What could be better? Finding your passion! Perhaps like me who stumbled into it without even realising it?
Once you have found your passion (and some never do) What then? For me, I see a problem and think straight away, how can I solve this to help myself and others in the same position? I have an inquiring mind where nothing is impossible - except working at the speed I'd like to..
So back to identity. Motherhood changes this. For me, I certainly say for the better but it is still often confusing.
'Just' a Farmers Wife was a spin off from Farming Mums NZ as it grew. It started with me in the garden, renovating our rental property, recipes, doing homekill chooks and a focus on sustainability. Foraging and bottling and turning excess produce into alcohol - River Cottage style. It's now almost entirely different and I'm not sure how I feel about it.
I loved that. I love what I'm doing now too though. Working from home, balancing family and work life, working on business start ups, plenty of national travel and much less time for gardening and doing all the homesteading things I WAS doing.
Here's the other thing. The 3rd life I'd love to live is being more physically involved in farming again. Drenching sheep for days on end in hot dusty yards, weaning deer and getting covered in bruises, moving animals from paddock to paddock and working in the rain from time to time without caring about mud and mess.
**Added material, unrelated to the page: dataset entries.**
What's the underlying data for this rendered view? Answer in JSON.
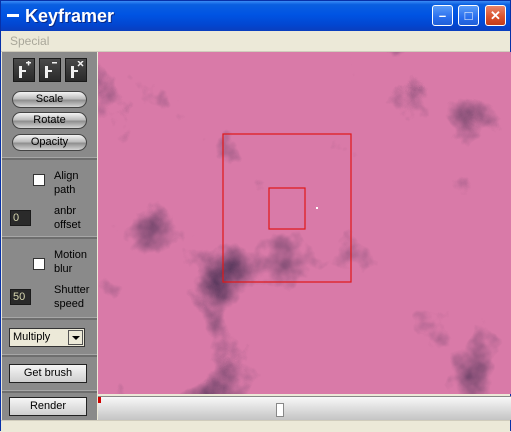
{
  "window": {
    "title": "Keyframer"
  },
  "titlebar": {
    "minimize": "–",
    "maximize": "□",
    "close": "✕"
  },
  "menu": {
    "items": [
      "Special"
    ]
  },
  "keyframe_buttons": [
    {
      "icon": "add-keyframe-icon"
    },
    {
      "icon": "set-keyframe-icon"
    },
    {
      "icon": "delete-keyframe-icon"
    }
  ],
  "mode_buttons": {
    "scale": "Scale",
    "rotate": "Rotate",
    "opacity": "Opacity"
  },
  "align": {
    "label_line1": "Align",
    "label_line2": "path"
  },
  "offset": {
    "value": "0",
    "label_line1": "anbr",
    "label_line2": "offset"
  },
  "motion_blur": {
    "label_line1": "Motion",
    "label_line2": "blur"
  },
  "shutter": {
    "value": "50",
    "label_line1": "Shutter",
    "label_line2": "speed"
  },
  "blend": {
    "selected": "Multiply"
  },
  "actions": {
    "get_brush": "Get brush",
    "render": "Render"
  },
  "colors": {
    "frame": "#e01818",
    "cloud_dark": "#1e1a3a",
    "cloud_light": "#d97aa8"
  },
  "timeline": {
    "position": 0.44
  }
}
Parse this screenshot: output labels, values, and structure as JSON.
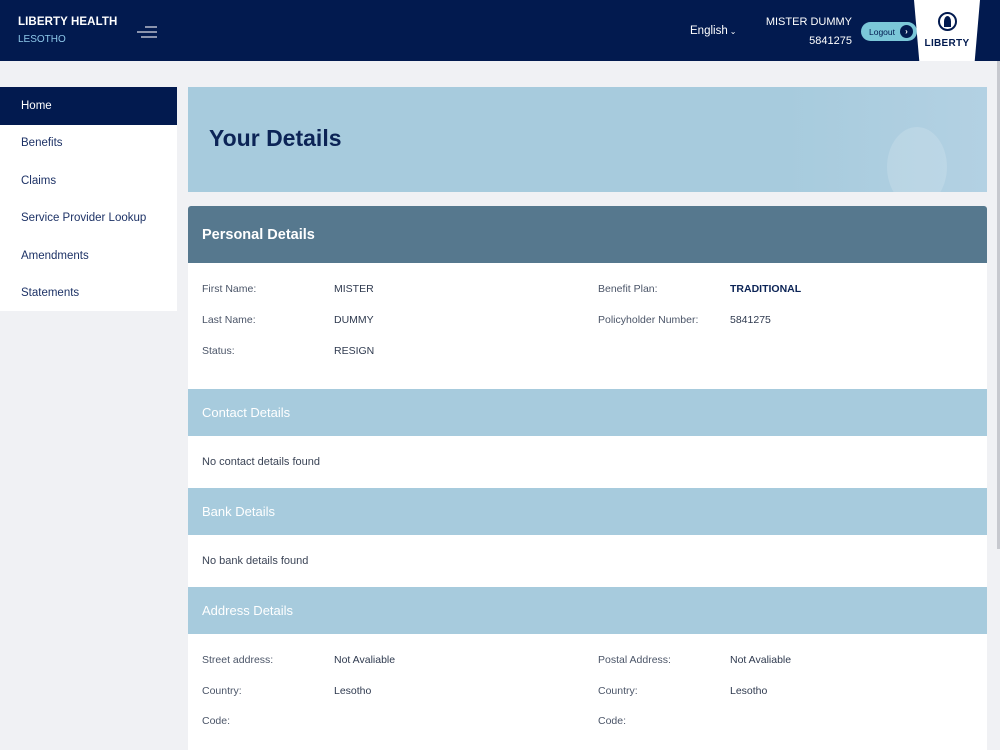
{
  "header": {
    "brand_title": "LIBERTY HEALTH",
    "brand_sub": "LESOTHO",
    "language": "English",
    "user_name": "MISTER DUMMY",
    "user_number": "5841275",
    "logout_label": "Logout",
    "logo_text": "LIBERTY"
  },
  "sidebar": {
    "items": [
      {
        "label": "Home"
      },
      {
        "label": "Benefits"
      },
      {
        "label": "Claims"
      },
      {
        "label": "Service Provider Lookup"
      },
      {
        "label": "Amendments"
      },
      {
        "label": "Statements"
      }
    ]
  },
  "page": {
    "title": "Your Details"
  },
  "personal": {
    "title": "Personal Details",
    "first_name_label": "First Name:",
    "first_name": "MISTER",
    "last_name_label": "Last Name:",
    "last_name": "DUMMY",
    "status_label": "Status:",
    "status": "RESIGN",
    "benefit_plan_label": "Benefit Plan:",
    "benefit_plan": "TRADITIONAL",
    "policyholder_label": "Policyholder Number:",
    "policyholder_number": "5841275"
  },
  "contact": {
    "title": "Contact Details",
    "empty": "No contact details found"
  },
  "bank": {
    "title": "Bank Details",
    "empty": "No bank details found"
  },
  "address": {
    "title": "Address Details",
    "street_label": "Street address:",
    "street_value": "Not Avaliable",
    "country_label": "Country:",
    "country_value": "Lesotho",
    "code_label": "Code:",
    "postal_label": "Postal Address:",
    "postal_value": "Not Avaliable",
    "postal_country_label": "Country:",
    "postal_country_value": "Lesotho",
    "postal_code_label": "Code:"
  },
  "colors": {
    "navy": "#021a4f",
    "section_blue": "#a7cbdd",
    "personal_header": "#56788e",
    "logout_bg": "#7bc7d8"
  }
}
So those are my 3 dream identities.
- The self sufficient homesteader, with her free range chooks and overflowing vege garden
- The semi corporate, social media marketer and entrepreneur who flies around the country to speak or learn or work. While beautifully incorporating exercise and healthy eating ofcourse...
- The hands-on farmer, knee deep in shit and wool and feeling the burn and satisfaction of a hard physical days work.
When people ask me what my page is about - I have no answer for them - Just a day in the life of me and the craziness that surrounds it. It's a bit of a jumble but it's natural, unstaged and keeps me accountable and I hope at times, inspiring.
So who am I? I'm not exactly sure but what I do know is that I am someone who wants to do everything, be everyone and have a blast doing it.
I've been called an entrepreneur (among other things haha) in the past which is a term that I find a little too flattering and it makes me furrow my brow whenever I hear it. I take it as a compliment but look forward to the time I feel it is a deserving one.
In the meantime - "Agribusiness" can cover the lot! - I don't ask for much right?
(Also, to be clear - NONE of these things means any less attention for the kids. They are heavily involved in everything we do around the house, the farm and when one of us is away it gives some valuable one on one time with the other, or the nanas for example. In reality, I am only childfree for 12 hours each week! So don't tell me you can't get anything done while having kids - it just means some creative thinking and alternative working hours ;) )
I'd really love to hear what you think. Do you find yourself juggling many balls and wondering if you need to choose one of just embrace them all? It certainly keeps life interesting!